Most people in real life have no idea I'm living with infertility.
There is no brand, no scarlet letter. I do things most fertiles do: grocery shop, exercise, go to work, etc. There is no obvious way to identify me out of a crowd.
But for those who are living with infertility, I'm easy to spot. I am the one who gets quiet when someone announces that are pregnant "after only a month of trying." I'm the person who avoids the play area at the mall. I look longingly into strollers as new mothers push their children pass. Not only am I easy to spot, but I have no problem spotting fellow IFers. I've become tuned in to the signs.
When people learn that Grey and I are living with infertility, they usually act surprised. I had one person tell me "but you look so healthy!" when she learned the news. Granted, there's always that moment where advice is offered (and gently rejected), but usually silence follows. Because the idea that a happy couple like Grey and I living with something so terrible is something most people don't want to try to comprehend. The idea that 1 in 8 couples is struggling with this disease makes it all too real that someone they know and love is quietly battling.
Because of this mindset, I've also learned techniques to deflect questions about plans for children from people who really don't know better. I don't have the emotional energy to defend myself from the onslaught of questions that comes with this news every waking hour. And, frankly, there are moments where it's just not worth the announcement. In a way, I've become an illusionist: oohing and awing my audience with the image of a carefree and full life.
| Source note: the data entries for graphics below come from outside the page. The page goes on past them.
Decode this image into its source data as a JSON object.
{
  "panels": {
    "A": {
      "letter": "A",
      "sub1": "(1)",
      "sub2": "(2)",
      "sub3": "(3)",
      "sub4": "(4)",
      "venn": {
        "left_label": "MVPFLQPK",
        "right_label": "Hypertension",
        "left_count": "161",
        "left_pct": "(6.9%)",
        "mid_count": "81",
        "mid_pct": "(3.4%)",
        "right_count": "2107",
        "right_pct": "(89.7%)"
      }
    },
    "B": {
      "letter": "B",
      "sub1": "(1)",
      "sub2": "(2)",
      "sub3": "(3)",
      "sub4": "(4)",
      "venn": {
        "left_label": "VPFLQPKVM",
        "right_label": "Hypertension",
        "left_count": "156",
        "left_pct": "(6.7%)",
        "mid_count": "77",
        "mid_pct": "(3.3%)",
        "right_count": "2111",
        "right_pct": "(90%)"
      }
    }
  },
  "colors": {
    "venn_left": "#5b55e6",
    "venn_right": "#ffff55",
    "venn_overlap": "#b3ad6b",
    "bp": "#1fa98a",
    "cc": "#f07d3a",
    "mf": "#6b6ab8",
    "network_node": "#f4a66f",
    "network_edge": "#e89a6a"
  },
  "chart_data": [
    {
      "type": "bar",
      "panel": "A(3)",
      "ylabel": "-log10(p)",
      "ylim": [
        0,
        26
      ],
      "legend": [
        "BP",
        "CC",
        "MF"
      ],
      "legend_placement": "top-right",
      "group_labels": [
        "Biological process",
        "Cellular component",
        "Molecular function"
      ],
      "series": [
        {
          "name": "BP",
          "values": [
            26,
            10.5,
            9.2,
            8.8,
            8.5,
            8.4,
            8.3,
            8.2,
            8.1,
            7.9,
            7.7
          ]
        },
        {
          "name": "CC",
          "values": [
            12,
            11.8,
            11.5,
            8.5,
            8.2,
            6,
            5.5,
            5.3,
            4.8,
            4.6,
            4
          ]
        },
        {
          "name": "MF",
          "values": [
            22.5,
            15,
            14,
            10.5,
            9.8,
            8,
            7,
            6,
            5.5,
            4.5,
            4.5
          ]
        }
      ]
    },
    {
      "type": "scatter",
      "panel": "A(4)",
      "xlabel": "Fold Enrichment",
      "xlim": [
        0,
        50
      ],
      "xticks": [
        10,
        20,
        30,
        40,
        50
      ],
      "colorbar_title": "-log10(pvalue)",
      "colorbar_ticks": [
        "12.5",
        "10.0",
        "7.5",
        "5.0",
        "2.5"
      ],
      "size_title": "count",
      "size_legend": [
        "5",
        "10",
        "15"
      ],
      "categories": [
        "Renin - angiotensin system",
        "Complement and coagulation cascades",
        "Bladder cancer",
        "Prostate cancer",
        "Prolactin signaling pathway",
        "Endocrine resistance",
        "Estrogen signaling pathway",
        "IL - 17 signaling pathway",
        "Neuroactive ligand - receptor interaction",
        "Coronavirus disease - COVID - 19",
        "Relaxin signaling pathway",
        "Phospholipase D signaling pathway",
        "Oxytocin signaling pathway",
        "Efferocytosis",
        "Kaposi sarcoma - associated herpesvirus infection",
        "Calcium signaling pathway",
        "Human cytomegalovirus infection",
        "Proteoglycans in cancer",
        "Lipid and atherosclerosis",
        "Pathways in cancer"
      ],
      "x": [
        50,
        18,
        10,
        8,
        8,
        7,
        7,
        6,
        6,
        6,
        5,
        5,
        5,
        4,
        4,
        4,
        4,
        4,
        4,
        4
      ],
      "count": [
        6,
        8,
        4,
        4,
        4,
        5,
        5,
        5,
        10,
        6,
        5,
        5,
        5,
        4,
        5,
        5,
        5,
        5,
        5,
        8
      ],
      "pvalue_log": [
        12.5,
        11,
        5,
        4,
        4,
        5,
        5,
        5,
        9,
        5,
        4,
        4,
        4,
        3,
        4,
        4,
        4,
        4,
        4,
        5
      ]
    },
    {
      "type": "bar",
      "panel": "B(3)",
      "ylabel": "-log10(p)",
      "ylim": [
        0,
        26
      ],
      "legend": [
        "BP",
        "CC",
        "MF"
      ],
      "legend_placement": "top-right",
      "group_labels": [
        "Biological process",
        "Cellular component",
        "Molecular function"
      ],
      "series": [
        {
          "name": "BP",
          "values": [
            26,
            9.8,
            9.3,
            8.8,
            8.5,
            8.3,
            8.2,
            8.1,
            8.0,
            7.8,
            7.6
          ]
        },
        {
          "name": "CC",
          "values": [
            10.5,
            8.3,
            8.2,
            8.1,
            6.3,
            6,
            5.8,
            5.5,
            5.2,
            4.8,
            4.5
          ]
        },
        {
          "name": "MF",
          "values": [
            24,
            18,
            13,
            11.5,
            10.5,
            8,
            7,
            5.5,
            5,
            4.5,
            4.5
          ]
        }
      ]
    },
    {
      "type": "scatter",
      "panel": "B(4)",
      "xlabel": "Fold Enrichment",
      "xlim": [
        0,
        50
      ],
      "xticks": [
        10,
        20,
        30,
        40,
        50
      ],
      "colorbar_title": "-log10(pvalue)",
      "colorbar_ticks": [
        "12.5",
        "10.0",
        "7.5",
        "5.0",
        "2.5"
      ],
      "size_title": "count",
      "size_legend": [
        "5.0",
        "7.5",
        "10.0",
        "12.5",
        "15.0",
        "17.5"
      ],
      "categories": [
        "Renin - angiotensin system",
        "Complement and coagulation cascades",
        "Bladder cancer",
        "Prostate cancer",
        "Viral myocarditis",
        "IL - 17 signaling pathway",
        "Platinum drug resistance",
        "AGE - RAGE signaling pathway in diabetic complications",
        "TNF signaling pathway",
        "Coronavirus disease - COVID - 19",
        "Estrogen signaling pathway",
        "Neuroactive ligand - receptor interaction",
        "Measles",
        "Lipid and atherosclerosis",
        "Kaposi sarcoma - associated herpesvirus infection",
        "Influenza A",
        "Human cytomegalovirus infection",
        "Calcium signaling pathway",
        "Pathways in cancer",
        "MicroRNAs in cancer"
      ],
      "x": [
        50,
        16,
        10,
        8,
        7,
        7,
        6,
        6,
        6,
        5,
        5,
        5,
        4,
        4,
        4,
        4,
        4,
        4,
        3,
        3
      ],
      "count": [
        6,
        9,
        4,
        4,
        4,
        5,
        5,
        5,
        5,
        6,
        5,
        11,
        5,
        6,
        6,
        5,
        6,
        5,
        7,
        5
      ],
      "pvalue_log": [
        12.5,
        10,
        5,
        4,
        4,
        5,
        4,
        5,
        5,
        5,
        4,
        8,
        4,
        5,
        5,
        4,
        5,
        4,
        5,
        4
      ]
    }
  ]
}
As all of you know, though, it's all smoke and mirrors.
So, how does this work? Well, there are a few universal truths.
First: the imagination always makes for a better story than the truth. The last event Grey and I attended was for his work. I spent a good amount of time dressing, doing my hair and even applying some make-up. The goal was that even though I felt awful inside, I was determined to show a happy, healthy me. In addition to this, while we were at the event, I made certain to keep talk about myself to a minimum. I answered basic questions, smiled loving at my husband when people talked about his accomplishments, and then quickly made sure to change the subject. Basically, I keep things vague and present an image of prosperity. This is the smoke.
Which brings me to my next truth: everyone loves to share their story. Whether it be about the vacation they just took, their woes with their teenage children or even telling you about a life-changing event, most can spend quite a bit of time filling in the details of their life. So I use this and have found that it's very easy to keep conversation going without having to touch on my life outside of some superficial details. And when the conversation starts to die, I stoke the flames with another question. This is the mirror.
The problem with being an illusionist is that one becomes paranoid about who knows your secrets. Though many at Grey's work know now about our infertility, I'm cautious about letting them know about the details from the last month. Those memories are painful and a source of weakness. So when asked how I'm doing, I smile and say I'm fine while actively looking for an exit in case I need to break down.
But now I wonder if keeping that facade is hurting everyone involved: me for feeling the need to hide and them from not learning the truth about infertility. I'm not suggesting that I sit each person down and explain the horrors of the D&C, but answering "you know, I'm really not doing well, but today is okay" may not necessarily be a bad thing. After all, the truth is suppose to set you free.
Update on FET: Saline sonogram and mock transfer has been moved to Feb 14th. Honestly, I can't think of a more comical way to spend Valentine's Day. In the meantime, I'm "patiently" waiting for AF to show up.